Cockroaches, mice lead to kitchen closure at Edmonton gas station

Cockroaches, mice lead to kitchen closure at Edmonton gas station

A downtown gas station has been ordered to close its kitchen and food preparation areas after it failed a health inspection due to infestations of mice, flies and cockroaches.

Alberta Health Services (AHS) shut down the kitchen at Churchill Husky at 10608 107th Ave. on March 29. The kitchen serves chicken and samosas.

In the closure order, AHS said it found "a significant cockroach infestation" with "live and dead German cockroaches of all life stages."

In addition, "rodent infestation was present and active," the order states. "Mouse droppings and dead mice noted along with significant chewing activity."

The order also states that flies were present and active and "extremely poor sanitation was noted throughout the food facility."

In total, AHS found 14 violations of the Public Health Act and the Food Retail and Foodservices Code.

The order is still active, AHS spokesperson Kirsten Goruk said in an email.

Must clean up before re-opening

While the rest of the gas station and convenience store remains open, the food service area has been draped in plastic sheeting.

A notice of the order from AHS has been attached to the counter under the plastic.

The business owners were ordered to work with a licensed pest control company and to clean the food service area before they can re-open.

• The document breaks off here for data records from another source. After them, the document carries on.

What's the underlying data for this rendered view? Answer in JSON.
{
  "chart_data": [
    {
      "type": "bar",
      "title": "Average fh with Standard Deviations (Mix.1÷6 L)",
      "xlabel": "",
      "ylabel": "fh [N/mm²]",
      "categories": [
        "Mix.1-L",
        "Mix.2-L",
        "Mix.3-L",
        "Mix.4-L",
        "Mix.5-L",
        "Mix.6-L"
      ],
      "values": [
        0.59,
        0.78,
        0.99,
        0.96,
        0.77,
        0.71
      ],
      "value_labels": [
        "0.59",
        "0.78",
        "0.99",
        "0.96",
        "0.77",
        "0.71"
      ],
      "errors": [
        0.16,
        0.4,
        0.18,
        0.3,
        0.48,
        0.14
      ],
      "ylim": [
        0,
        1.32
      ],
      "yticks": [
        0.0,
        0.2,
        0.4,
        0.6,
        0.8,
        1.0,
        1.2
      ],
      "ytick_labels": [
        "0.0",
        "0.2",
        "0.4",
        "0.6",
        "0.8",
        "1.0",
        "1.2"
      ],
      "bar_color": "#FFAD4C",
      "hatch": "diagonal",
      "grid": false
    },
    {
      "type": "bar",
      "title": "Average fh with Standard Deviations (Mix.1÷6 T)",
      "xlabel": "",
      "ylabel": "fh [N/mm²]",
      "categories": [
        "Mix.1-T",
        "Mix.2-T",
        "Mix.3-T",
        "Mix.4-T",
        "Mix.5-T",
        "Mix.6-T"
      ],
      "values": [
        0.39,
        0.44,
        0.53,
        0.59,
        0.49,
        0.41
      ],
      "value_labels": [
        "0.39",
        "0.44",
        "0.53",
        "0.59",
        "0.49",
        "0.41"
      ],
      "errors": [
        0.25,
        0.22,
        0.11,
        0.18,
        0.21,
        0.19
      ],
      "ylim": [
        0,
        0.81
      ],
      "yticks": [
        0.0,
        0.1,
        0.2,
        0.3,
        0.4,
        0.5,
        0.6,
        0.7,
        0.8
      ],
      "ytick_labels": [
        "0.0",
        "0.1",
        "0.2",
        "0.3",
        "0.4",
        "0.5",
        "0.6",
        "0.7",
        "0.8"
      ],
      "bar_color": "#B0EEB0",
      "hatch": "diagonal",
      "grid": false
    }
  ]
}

"It wasn't that many," Ismail Ahmed, one of the owners, said about the number of cockroaches and mice in the kitchen.

"We had a pest control in place but just [in] the springtime, we got too many of them. But it wasn't that bad. I don't think we need a closure for that."

Ahmed said AHS came to check out his kitchen after a complaint from a disgruntled ex-employee.

"The minute, you know, you fire somebody … but at the end of the day, like you know, it was our fault, we should have kept it up to date."

Customers missing the food

Ahmed said he's not appealing the order.

"We just clean up all the equipment. We've got pest people in place, I mean they were there, but now they [are] coming in and doing regular maintenance," he said.

Ahmed said it's challenging keeping on top of everything in a 24-hour, seven-day-a-week business.

He said he's been in business for 15 years and that his customers are missing the food.

"They [are] missing the coffee and they [are] missing the chicken," he said. "Every second customer comes in and they say, 'Where's the food?' "

Ahmed said he should re-open within two weeks.

Until the work in the kitchen and food preparation areas are completed to the satisfaction of AHS, those areas will remain closed.